Espero chegar aos 80 mais interessante, intensa e engraçada do que sou hoje”, explode a jornalista.
Bem, não sei dizer se o acúmulo de anos nos dá, na mesma proporção, “um saber mais”. Também não sei se lidamos melhor com os tombos, as perdas ou eventuais frustrações e decepções. Acho que não, continuamos a ser quem sempre fomos sofrendo e sentindo da mesma maneira e com igual intensidade.
Também devo confessar que me entristece a constatação que os meus queridos e queridas estão envelhecendo: sei que com isso a proximidade da morte passa a ser inevitável. E quanto as “cracas” grudadas na alma, acho que só com muitas vidas vividas, elas, talvez, sejam superadas ou entendidas. Fraquezas confessadas, sim, é permitido.

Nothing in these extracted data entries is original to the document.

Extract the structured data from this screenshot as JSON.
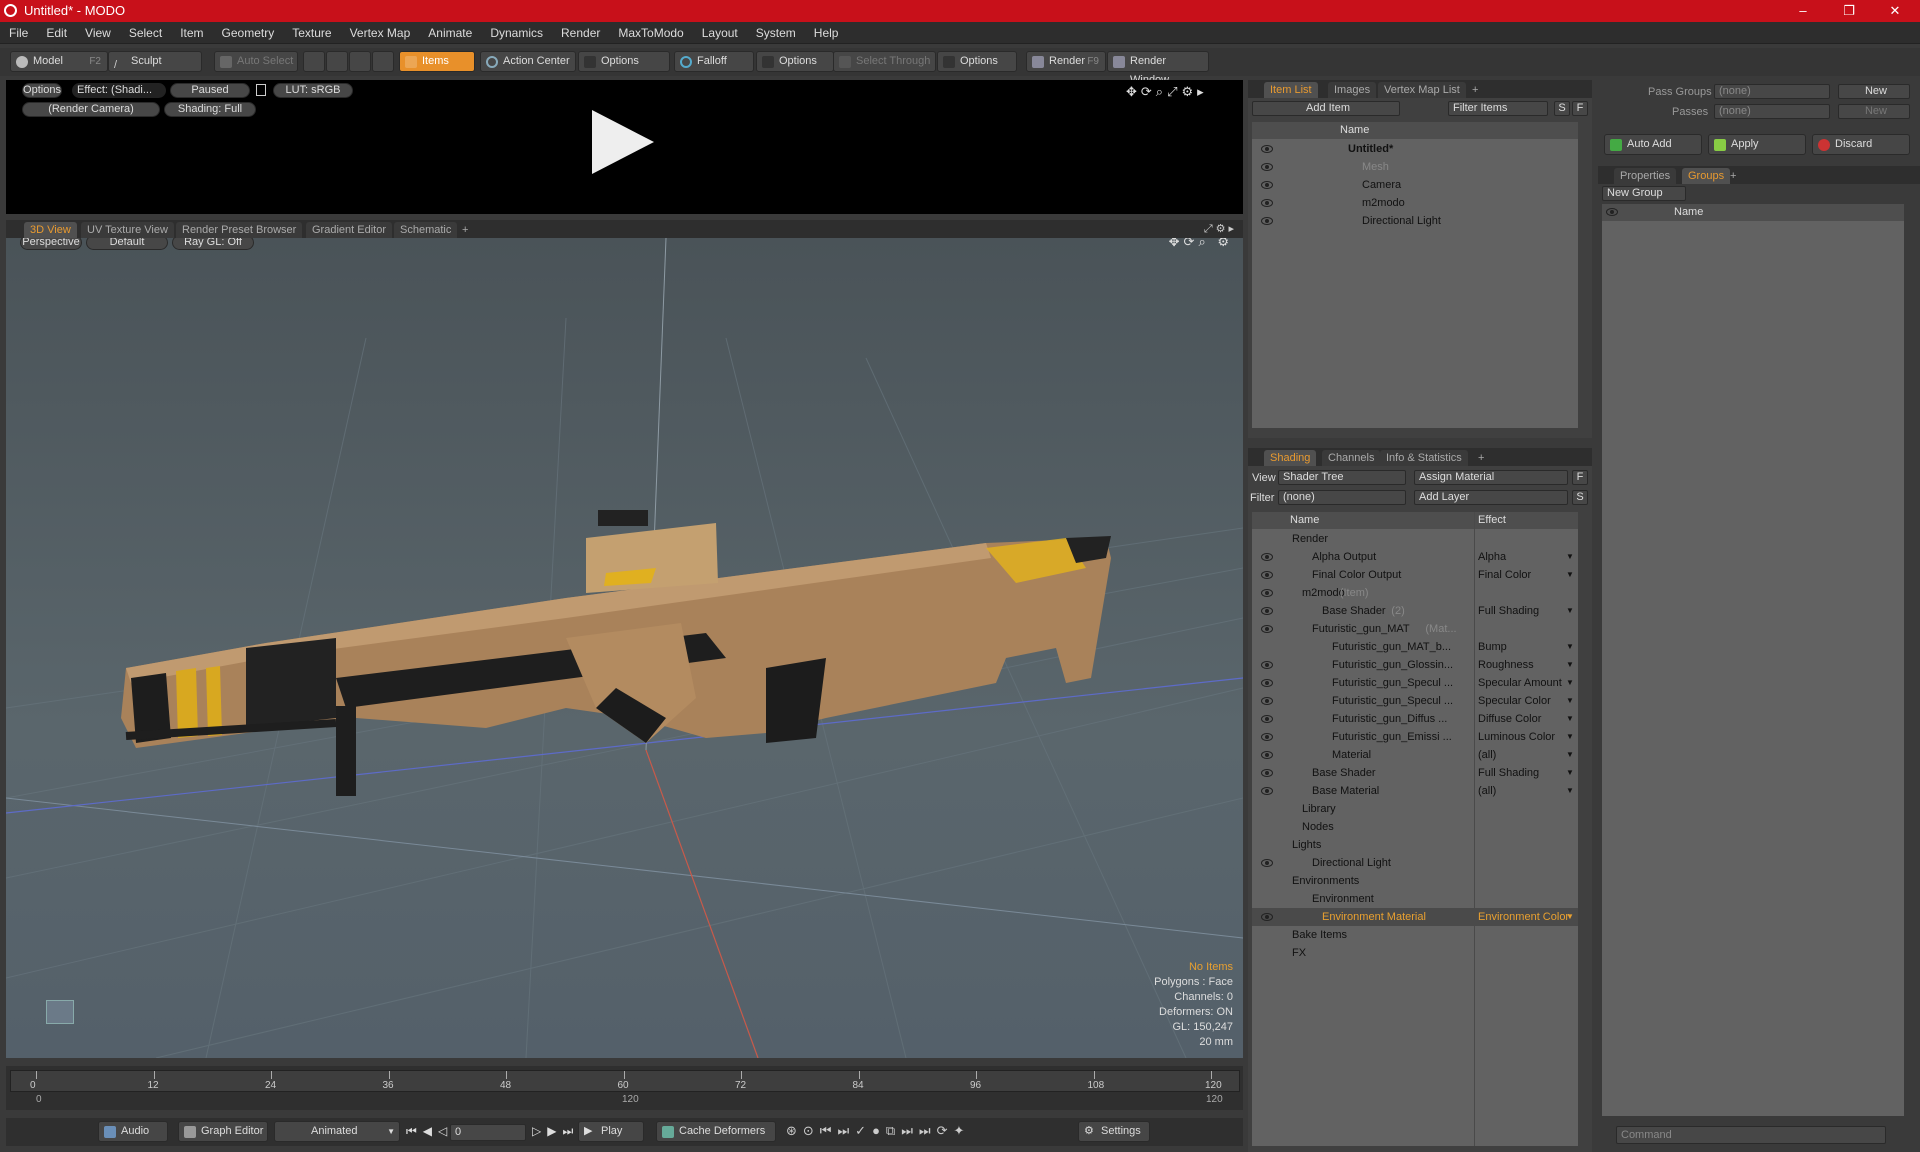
{
  "window": {
    "title": "Untitled* - MODO",
    "min": "–",
    "max": "❐",
    "close": "✕"
  },
  "menu": [
    "File",
    "Edit",
    "View",
    "Select",
    "Item",
    "Geometry",
    "Texture",
    "Vertex Map",
    "Animate",
    "Dynamics",
    "Render",
    "MaxToModo",
    "Layout",
    "System",
    "Help"
  ],
  "toolbar": {
    "model": "Model",
    "model_key": "F2",
    "sculpt": "Sculpt",
    "auto_select": "Auto Select",
    "items": "Items",
    "action_center": "Action Center",
    "options1": "Options",
    "falloff": "Falloff",
    "options2": "Options",
    "select_through": "Select Through",
    "options3": "Options",
    "render": "Render",
    "render_key": "F9",
    "render_window": "Render Window"
  },
  "render_preview": {
    "options": "Options",
    "effect": "Effect: (Shadi...",
    "paused": "Paused",
    "lut": "LUT: sRGB",
    "camera": "(Render Camera)",
    "shading": "Shading: Full"
  },
  "viewport": {
    "tabs": [
      "3D View",
      "UV Texture View",
      "Render Preset Browser",
      "Gradient Editor",
      "Schematic",
      "+"
    ],
    "perspective": "Perspective",
    "default": "Default",
    "raygl": "Ray GL: Off",
    "hud": {
      "no_items": "No Items",
      "polygons": "Polygons : Face",
      "channels": "Channels: 0",
      "deformers": "Deformers: ON",
      "gl": "GL: 150,247",
      "scale": "20 mm"
    },
    "accent": "#e8a030"
  },
  "timeline": {
    "ticks": [
      "0",
      "12",
      "24",
      "36",
      "48",
      "60",
      "72",
      "84",
      "96",
      "108",
      "120"
    ],
    "sub_left": "0",
    "sub_mid": "120",
    "sub_right": "120"
  },
  "bottombar": {
    "audio": "Audio",
    "graph_editor": "Graph Editor",
    "animated": "Animated",
    "frame": "0",
    "play": "Play",
    "cache": "Cache Deformers",
    "settings": "Settings"
  },
  "item_list": {
    "tabs": [
      "Item List",
      "Images",
      "Vertex Map List",
      "+"
    ],
    "add_item": "Add Item",
    "filter": "Filter Items",
    "s": "S",
    "f": "F",
    "name_header": "Name",
    "items": [
      {
        "label": "Untitled*",
        "bold": true,
        "indent": 0
      },
      {
        "label": "Mesh",
        "dim": true,
        "indent": 1
      },
      {
        "label": "Camera",
        "indent": 1
      },
      {
        "label": "m2modo",
        "indent": 1
      },
      {
        "label": "Directional Light",
        "indent": 1
      }
    ]
  },
  "shading": {
    "tabs": [
      "Shading",
      "Channels",
      "Info & Statistics",
      "+"
    ],
    "view_label": "View",
    "view_value": "Shader Tree",
    "assign": "Assign Material",
    "f": "F",
    "filter_label": "Filter",
    "filter_value": "(none)",
    "add_layer": "Add Layer",
    "s": "S",
    "col_name": "Name",
    "col_effect": "Effect",
    "rows": [
      {
        "name": "Render",
        "effect": "",
        "indent": 0,
        "eye": false
      },
      {
        "name": "Alpha Output",
        "effect": "Alpha",
        "indent": 2,
        "eye": true
      },
      {
        "name": "Final Color Output",
        "effect": "Final Color",
        "indent": 2,
        "eye": true
      },
      {
        "name": "m2modo",
        "suffix": " (Item)",
        "effect": "",
        "indent": 1,
        "eye": true
      },
      {
        "name": "Base Shader",
        "suffix": " (2)",
        "effect": "Full Shading",
        "indent": 3,
        "eye": true
      },
      {
        "name": "Futuristic_gun_MAT",
        "suffix": " (Mat...",
        "effect": "",
        "indent": 2,
        "eye": true
      },
      {
        "name": "Futuristic_gun_MAT_b...",
        "effect": "Bump",
        "indent": 4,
        "eye": false
      },
      {
        "name": "Futuristic_gun_Glossin...",
        "effect": "Roughness",
        "indent": 4,
        "eye": true
      },
      {
        "name": "Futuristic_gun_Specul ...",
        "effect": "Specular Amount",
        "indent": 4,
        "eye": true
      },
      {
        "name": "Futuristic_gun_Specul ...",
        "effect": "Specular Color",
        "indent": 4,
        "eye": true
      },
      {
        "name": "Futuristic_gun_Diffus ...",
        "effect": "Diffuse Color",
        "indent": 4,
        "eye": true
      },
      {
        "name": "Futuristic_gun_Emissi ...",
        "effect": "Luminous Color",
        "indent": 4,
        "eye": true
      },
      {
        "name": "Material",
        "effect": "(all)",
        "indent": 4,
        "eye": true
      },
      {
        "name": "Base Shader",
        "effect": "Full Shading",
        "indent": 2,
        "eye": true
      },
      {
        "name": "Base Material",
        "effect": "(all)",
        "indent": 2,
        "eye": true
      },
      {
        "name": "Library",
        "effect": "",
        "indent": 1,
        "eye": false
      },
      {
        "name": "Nodes",
        "effect": "",
        "indent": 1,
        "eye": false
      },
      {
        "name": "Lights",
        "effect": "",
        "indent": 0,
        "eye": false
      },
      {
        "name": "Directional Light",
        "effect": "",
        "indent": 2,
        "eye": true
      },
      {
        "name": "Environments",
        "effect": "",
        "indent": 0,
        "eye": false
      },
      {
        "name": "Environment",
        "effect": "",
        "indent": 2,
        "eye": false
      },
      {
        "name": "Environment Material",
        "effect": "Environment Color",
        "indent": 3,
        "eye": true,
        "selected": true
      },
      {
        "name": "Bake Items",
        "effect": "",
        "indent": 0,
        "eye": false
      },
      {
        "name": "FX",
        "effect": "",
        "indent": 0,
        "eye": false
      }
    ]
  },
  "groups": {
    "pass_groups": "Pass Groups",
    "pass_groups_val": "(none)",
    "new": "New",
    "passes": "Passes",
    "passes_val": "(none)",
    "new2": "New",
    "auto_add": "Auto Add",
    "apply": "Apply",
    "discard": "Discard",
    "tabs": [
      "Properties",
      "Groups",
      "+"
    ],
    "new_group": "New Group",
    "name_header": "Name"
  },
  "command": {
    "placeholder": "Command"
  }
}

Brum finaliza: “Quando chegar a minha hora, por favor, me chamem de velha. Me sentirei honrada com o reconhecimento da minha força. Sei que estou envelhecendo, testemunho essa passagem no meu corpo e, para o futuro, espero contar com um espírito cada vez mais velho para ter a coragem de encerrar minha travessia com a graça de um espanto”.
O que dizer mais? Talvez: Quando chegar a minha hora, por favor, não importa como me chamem, mas me cedam passagem que preciso seguir, buscando uma razão para as coisas, digo, todas as coisas dessa breve, não tão breve ou brevíssima existência.
E termino aqui reproduzindo um dos 35 comentários postados, o da Marise:
A Eliane neste post veio corroborar o que sempre digo: velhice é uma fase da vida. Eu também detesto a tal de “melhor idade”. Sempre digo que se alguém disser isso para mim eu mato.rsrsrs A Eliane recém está entrando nos 50. Eu já estou nos 76. Portanto sou velha mesmo. E feliz porque ainda estou aqui. Podendo, com muita alegria participar deste blog, do Portal que amo. Podendo brigar quando acho que preciso.
Amando ainda meu companheiro de 56 anos. Amando meus velhos e novos amigos que fiz aqui na Net.
Depois de criar os filhos poder ver o neto casando, a neta se formando e ainda ter um netinho de 9 anos para curtir e muito. ESte netinho eu sempre digo é a alegria da minha velhice.
Meninos e meninas é bom ser velho. Basta a gente assumir a velhice com todas as suas limitações(e não são poucas).
Dá até para dançar um tango ou um bolero de vez em quando kakakaka
E concordo com a Eliane: eu também quero viver a morte.
Referências
BRUM, E. (2012). .Me chamem de velha, por Eliane Brum. Disponível Aqui. Acesso em 23/02/2012.
CÍCERO, M. T. (2010). Saber envelhecer e a amizade (Neves, P., Trad.). Porto Alegre: L&M.
IMAGEM (2002). Disponível Aqui. Acesso em 23/02/2012.